Walker: BREA can move to Service Center



Brush recycling area had worried neighbors
By SUSAN LEATHERS
Brentwood Home Page
Inglehame homeowners can breathe a little easier. The BREA as they know it is probably no more.

Coming Thursday...
Local mountain bikers share their hopes for designated  trails in Marcella Vivrette Smith Park's master plan.

On Tuesday, City Manager Mike Walker shared with city commissioners, Park Board members and others who attended a work session to discuss the master plan for the city’s new Marcella Vivrette Smith Park that a new option for a brush recycling environmental area had been identified.

Citizens attending a July 21 work session to discuss the BREA planned within park's boundaries voiced concerns and objections to the two-acre area which would be used to process and store the chipped wood collected from the city’s curbs. Not only would a BREA within the park save the city the multiple costs of hauling the roughly chipped material to the county landfill, the chips could be processed into mulch for the park’s anticipated eight miles of hiking and biking trails.

“We went back and started to look at some other locations,” Walker said. After review, it was determined that a BREA on a smaller scale could be located at the city’s Service Center on Gen. George Patton Road in the Cool Springs area. The area currently houses the Brentwood Police Department’s auto impoundment lot which, if reworked, could work for the BREA.

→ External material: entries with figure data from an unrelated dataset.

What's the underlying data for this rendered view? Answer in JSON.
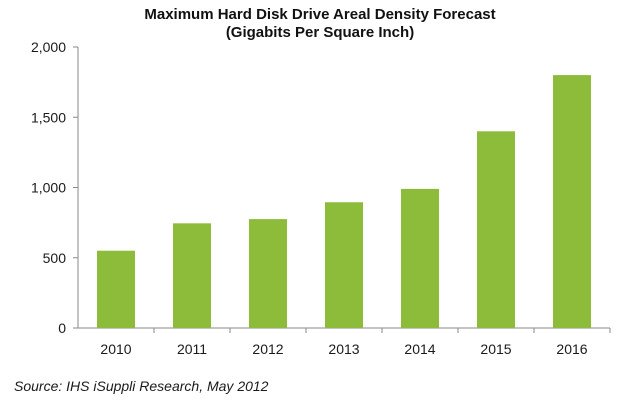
{
  "chart_data": {
    "type": "bar",
    "title": "Maximum Hard Disk Drive Areal Density Forecast",
    "subtitle": "(Gigabits Per Square Inch)",
    "xlabel": "",
    "ylabel": "",
    "categories": [
      "2010",
      "2011",
      "2012",
      "2013",
      "2014",
      "2015",
      "2016"
    ],
    "values": [
      550,
      745,
      775,
      895,
      990,
      1400,
      1800
    ],
    "ylim": [
      0,
      2000
    ],
    "yticks": [
      0,
      500,
      1000,
      1500,
      2000
    ],
    "ytick_labels": [
      "0",
      "500",
      "1,000",
      "1,500",
      "2,000"
    ],
    "bar_color": "#8dbb3a",
    "grid": false,
    "legend": "none"
  },
  "source": "Source: IHS iSuppli Research, May 2012"
}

Walker told those gathered that he had called Police Chief Ricky Watson last week to see if together they could make it work at that site. Though it would be smaller site than the one planned in Smith Park and have more limitations, “the real plus is that’s where the (chipper) trucks operate from,” Walker explained.

“It gains a lot of economies for us. Quite frankly, I was having indigestion thinking about spending $600,000 on BREA at the park,” he continued.

Site restrictions at the Service Center would prevent a tub grinder from being used, which would mean the city would have to buy mulch for the park trails, estimated at $10,000 a year. Still, the overall cost savings would be worth it, Walker said.